The research team, working across three major institutions—VCU Massey Comprehensive Cancer Center, the VCU School of Dentistry, and the University of Pennsylvania—set out to understand why some gum diseases destroy tissue much faster than others. They compared three conditions: chronic periodontitis (common gum disease), rapidly advancing periodontitis (a more aggressive form), and peri-implantitis (inflammation around dental implants). All three cause tissue damage, but the fast-moving versions were their main focus.

At first, the researchers expected to find that harmful bacteria were the main culprit. But their analysis revealed something surprising: the amount of bacteria in the tissue did not explain the difference in how quickly disease progressed. Instead, the key lay in changes happening inside the body itself—specifically, in the blood vessels that feed the damaged tissue.

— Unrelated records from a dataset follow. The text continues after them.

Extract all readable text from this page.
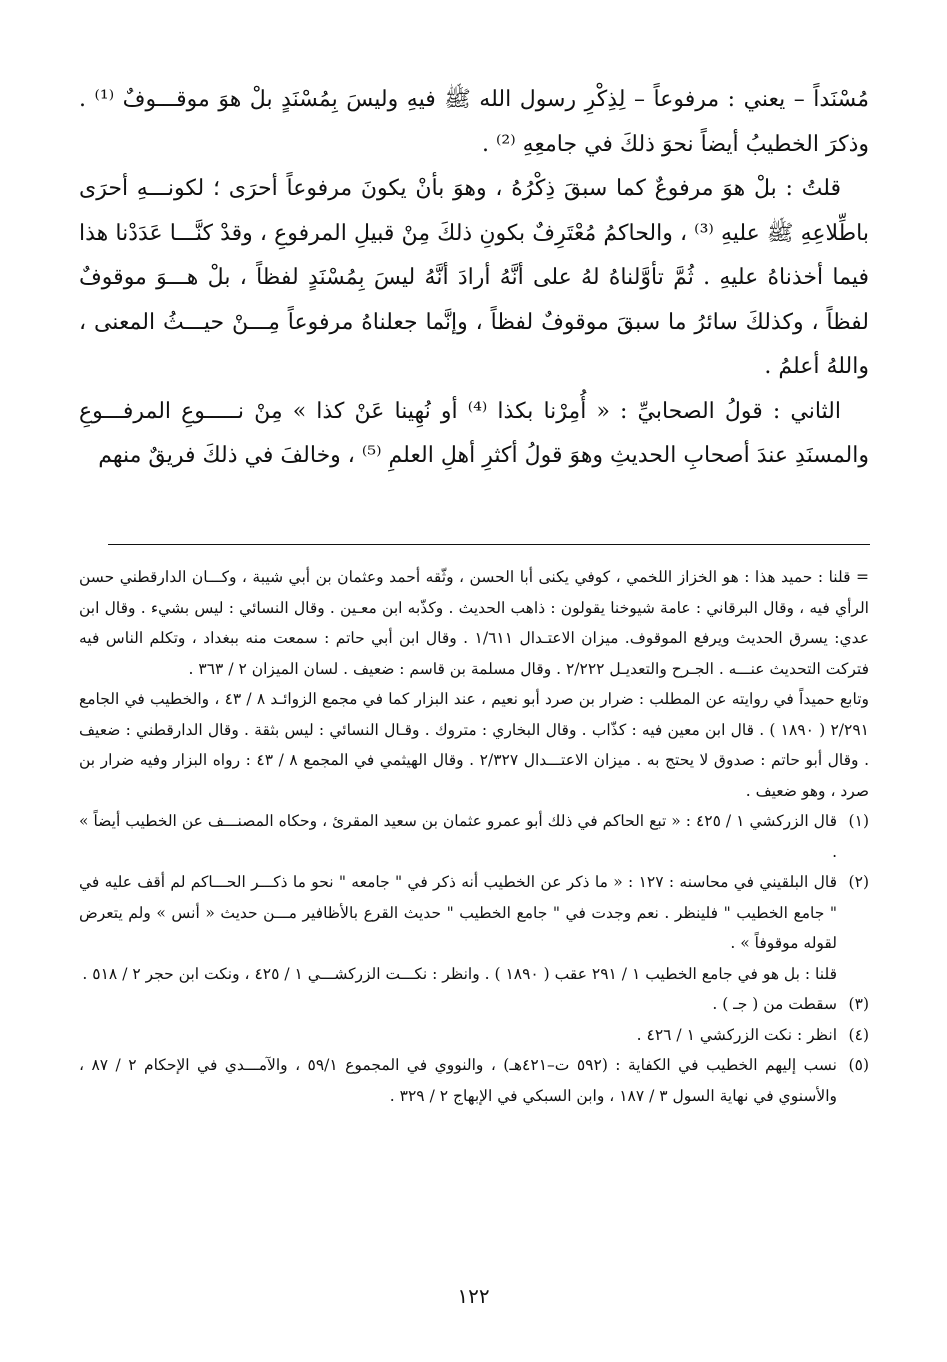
مُسْنَداً – يعني : مرفوعاً – لِذِكْرِ رسول الله ﷺ فيهِ وليسَ بِمُسْنَدٍ بلْ هوَ موقـــوفٌ ⁽¹⁾ . وذكرَ الخطيبُ أيضاً نحوَ ذلكَ في جامعِهِ ⁽²⁾ .

قلتُ : بلْ هوَ مرفوعٌ كما سبقَ ذِكْرُهُ ، وهوَ بأنْ يكونَ مرفوعاً أحرَى ؛ لكونـــهِ أحرَى باطِّلاعِهِ ﷺ عليهِ ⁽³⁾ ، والحاكمُ مُعْتَرِفٌ بكونِ ذلكَ مِنْ قبيلِ المرفوعِ ، وقدْ كنَّـــا عَدَدْنا هذا فيما أخذناهُ عليهِ . ثُمَّ تأوَّلناهُ لهُ على أنَّهُ أرادَ أنَّهُ ليسَ بِمُسْنَدٍ لفظاً ، بلْ هـــوَ موقوفٌ لفظاً ، وكذلكَ سائرُ ما سبقَ موقوفٌ لفظاً ، وإنَّما جعلناهُ مرفوعاً مِـــنْ حيـــثُ المعنى ، واللهُ أعلمُ .

الثاني : قولُ الصحابيِّ : « أُمِرْنا بكذا ⁽⁴⁾ أو نُهِينا عَنْ كذا » مِنْ نـــــوعِ المرفـــوعِ والمسنَدِ عندَ أصحابِ الحديثِ وهوَ قولُ أكثرِ أهلِ العلمِ ⁽⁵⁾ ، وخالفَ في ذلكَ فريقٌ منهم

= قلنا : حميد هذا : هو الخزاز اللخمي ، كوفي يكنى أبا الحسن ، وثّقه أحمد وعثمان بن أبي شيبة ، وكـــان الدارقطني حسن الرأي فيه ، وقال البرقاني : عامة شيوخنا يقولون : ذاهب الحديث . وكذّبه ابن معـين . وقال النسائي : ليس بشيء . وقال ابن عدي: يسرق الحديث ويرفع الموقوف. ميزان الاعتـدال ١/٦١١ . وقال ابن أبي حاتم : سمعت منه ببغداد ، وتكلم الناس فيه فتركت التحديث عنـــه . الجـرح والتعديـل ٢/٢٢٢ . وقال مسلمة بن قاسم : ضعيف . لسان الميزان ٢ / ٣٦٣ .

وتابع حميداً في روايته عن المطلب : ضرار بن صرد أبو نعيم ، عند البزار كما في مجمع الزوائـد ٨ / ٤٣ ، والخطيب في الجامع ٢/٢٩١ ( ١٨٩٠ ) . قال ابن معين فيه : كذّاب . وقال البخاري : متروك . وقـال النسائي : ليس بثقة . وقال الدارقطني : ضعيف . وقال أبو حاتم : صدوق لا يحتج به . ميزان الاعتـــدال ٢/٣٢٧ . وقال الهيثمي في المجمع ٨ / ٤٣ : رواه البزار وفيه ضرار بن صرد ، وهو ضعيف .

(١)
قال الزركشي ١ / ٤٢٥ : « تبع الحاكم في ذلك أبو عمرو عثمان بن سعيد المقرئ ، وحكاه المصنـــف عن الخطيب أيضاً » .
(٢)
قال البلقيني في محاسنه : ١٢٧ : « ما ذكر عن الخطيب أنه ذكر في " جامعه " نحو ما ذكـــر الحـــاكم لم أقف عليه في " جامع الخطيب " فلينظر . نعم وجدت في " جامع الخطيب " حديث القرع بالأظافير مـــن حديث « أنس » ولم يتعرض لقوله موقوفاً » .

قلنا : بل هو في جامع الخطيب ١ / ٢٩١ عقب ( ١٨٩٠ ) . وانظر : نكـــت الزركشـــي ١ / ٤٢٥ ، ونكت ابن حجر ٢ / ٥١٨ .

(٣)
سقطت من ( جـ ) .
(٤)
انظر : نكت الزركشي ١ / ٤٢٦ .
(٥)
نسب إليهم الخطيب في الكفاية : (٥٩٢ ت–٤٢١هـ) ، والنووي في المجموع ٥٩/١ ، والآمـــدي في الإحكام ٢ / ٨٧ ، والأسنوي في نهاية السول ٣ / ١٨٧ ، وابن السبكي في الإبهاج ٢ / ٣٢٩ .
١٢٢
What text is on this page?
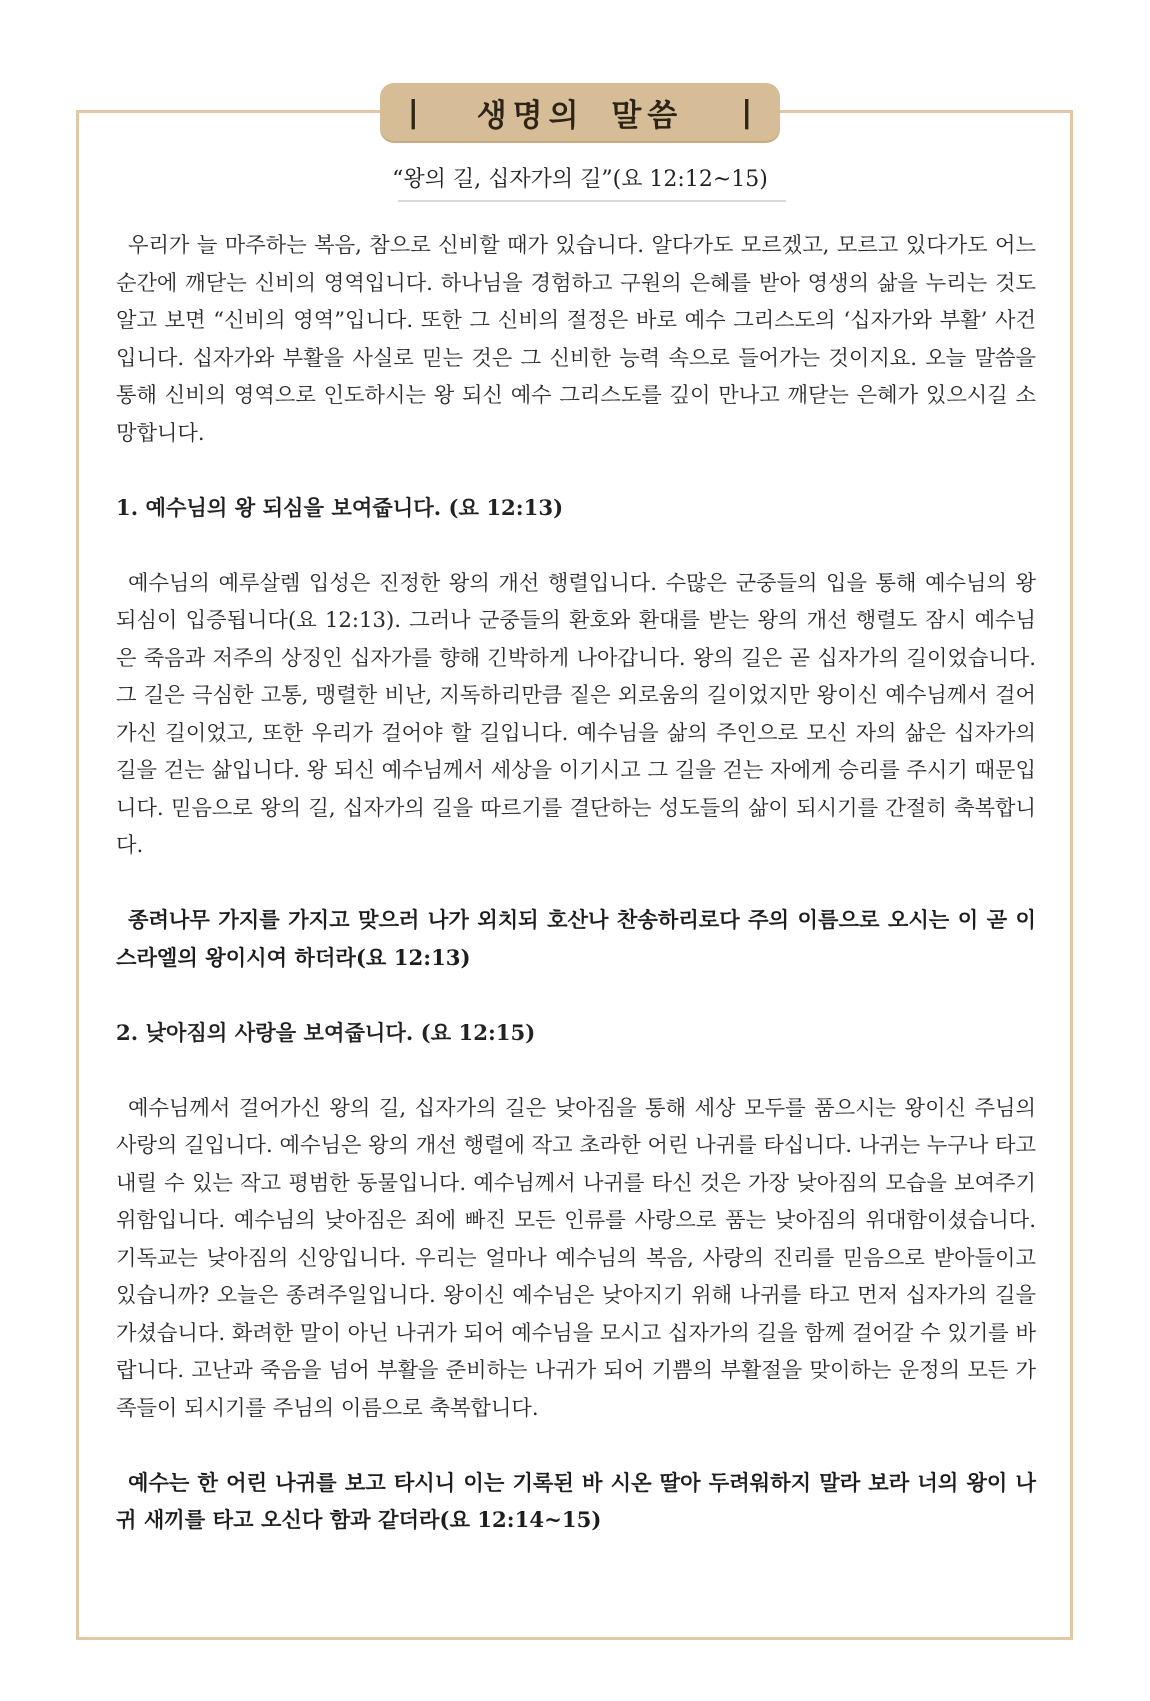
| 생명의 말씀 |
“왕의 길, 십자가의 길”(요 12:12~15)

우리가 늘 마주하는 복음, 참으로 신비할 때가 있습니다. 알다가도 모르겠고, 모르고 있다가도 어느 순간에 깨닫는 신비의 영역입니다. 하나님을 경험하고 구원의 은혜를 받아 영생의 삶을 누리는 것도 알고 보면 “신비의 영역”입니다. 또한 그 신비의 절정은 바로 예수 그리스도의 ‘십자가와 부활’ 사건입니다. 십자가와 부활을 사실로 믿는 것은 그 신비한 능력 속으로 들어가는 것이지요. 오늘 말씀을 통해 신비의 영역으로 인도하시는 왕 되신 예수 그리스도를 깊이 만나고 깨닫는 은혜가 있으시길 소망합니다.

1. 예수님의 왕 되심을 보여줍니다. (요 12:13)

예수님의 예루살렘 입성은 진정한 왕의 개선 행렬입니다. 수많은 군중들의 입을 통해 예수님의 왕 되심이 입증됩니다(요 12:13). 그러나 군중들의 환호와 환대를 받는 왕의 개선 행렬도 잠시 예수님은 죽음과 저주의 상징인 십자가를 향해 긴박하게 나아갑니다. 왕의 길은 곧 십자가의 길이었습니다. 그 길은 극심한 고통, 맹렬한 비난, 지독하리만큼 짙은 외로움의 길이었지만 왕이신 예수님께서 걸어가신 길이었고, 또한 우리가 걸어야 할 길입니다. 예수님을 삶의 주인으로 모신 자의 삶은 십자가의 길을 걷는 삶입니다. 왕 되신 예수님께서 세상을 이기시고 그 길을 걷는 자에게 승리를 주시기 때문입니다. 믿음으로 왕의 길, 십자가의 길을 따르기를 결단하는 성도들의 삶이 되시기를 간절히 축복합니다.

종려나무 가지를 가지고 맞으러 나가 외치되 호산나 찬송하리로다 주의 이름으로 오시는 이 곧 이스라엘의 왕이시여 하더라(요 12:13)

2. 낮아짐의 사랑을 보여줍니다. (요 12:15)

예수님께서 걸어가신 왕의 길, 십자가의 길은 낮아짐을 통해 세상 모두를 품으시는 왕이신 주님의 사랑의 길입니다. 예수님은 왕의 개선 행렬에 작고 초라한 어린 나귀를 타십니다. 나귀는 누구나 타고 내릴 수 있는 작고 평범한 동물입니다. 예수님께서 나귀를 타신 것은 가장 낮아짐의 모습을 보여주기 위함입니다. 예수님의 낮아짐은 죄에 빠진 모든 인류를 사랑으로 품는 낮아짐의 위대함이셨습니다. 기독교는 낮아짐의 신앙입니다. 우리는 얼마나 예수님의 복음, 사랑의 진리를 믿음으로 받아들이고 있습니까? 오늘은 종려주일입니다. 왕이신 예수님은 낮아지기 위해 나귀를 타고 먼저 십자가의 길을 가셨습니다. 화려한 말이 아닌 나귀가 되어 예수님을 모시고 십자가의 길을 함께 걸어갈 수 있기를 바랍니다. 고난과 죽음을 넘어 부활을 준비하는 나귀가 되어 기쁨의 부활절을 맞이하는 운정의 모든 가족들이 되시기를 주님의 이름으로 축복합니다.

예수는 한 어린 나귀를 보고 타시니 이는 기록된 바 시온 딸아 두려워하지 말라 보라 너의 왕이 나귀 새끼를 타고 오신다 함과 같더라(요 12:14~15)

The team found that a protein called CD38 was more abundant in the blood vessel cells of patients with rapidly advancing periodontitis and peri-implantitis. CD38 is linked to inflammation, aging, and how cells produce energy. This shared pattern across two different fast-moving conditions suggests a common biological mechanism that drives rapid tissue destruction.

"This hasn't been described before in peri-implantitis," Easter said. "This is a new mechanism that could potentially change the way this disease is thought about or even treated."

To make this discovery, the researchers used and expanded a powerful tool they created earlier: the Human Periodontal Atlas, the world's leading atlas of gum disease at the cellular level. Kevin Matthew Byrd, an assistant professor at VCU School of Dentistry, compared the process to building with LEGO blocks. "Each dataset gives us another set of pieces," he said. "By putting them together, we can see which disease patterns are unique to one condition and which ones show up across related inflammatory diseases."

The team is now planning to expand their work to study more than 20 human diseases, including various cancers. By mapping how diseases share common patterns at the cellular level, they hope to find new drug targets that could help patients with multiple conditions—not just oral inflammatory diseases, but possibly other illnesses driven by similar biological mechanisms.

The discovery of this shared blood vessel pattern is more than a dental finding. It represents a new way of thinking about how inflammatory diseases work, and it offers hope that treatments developed for one condition might help patients suffering from others too.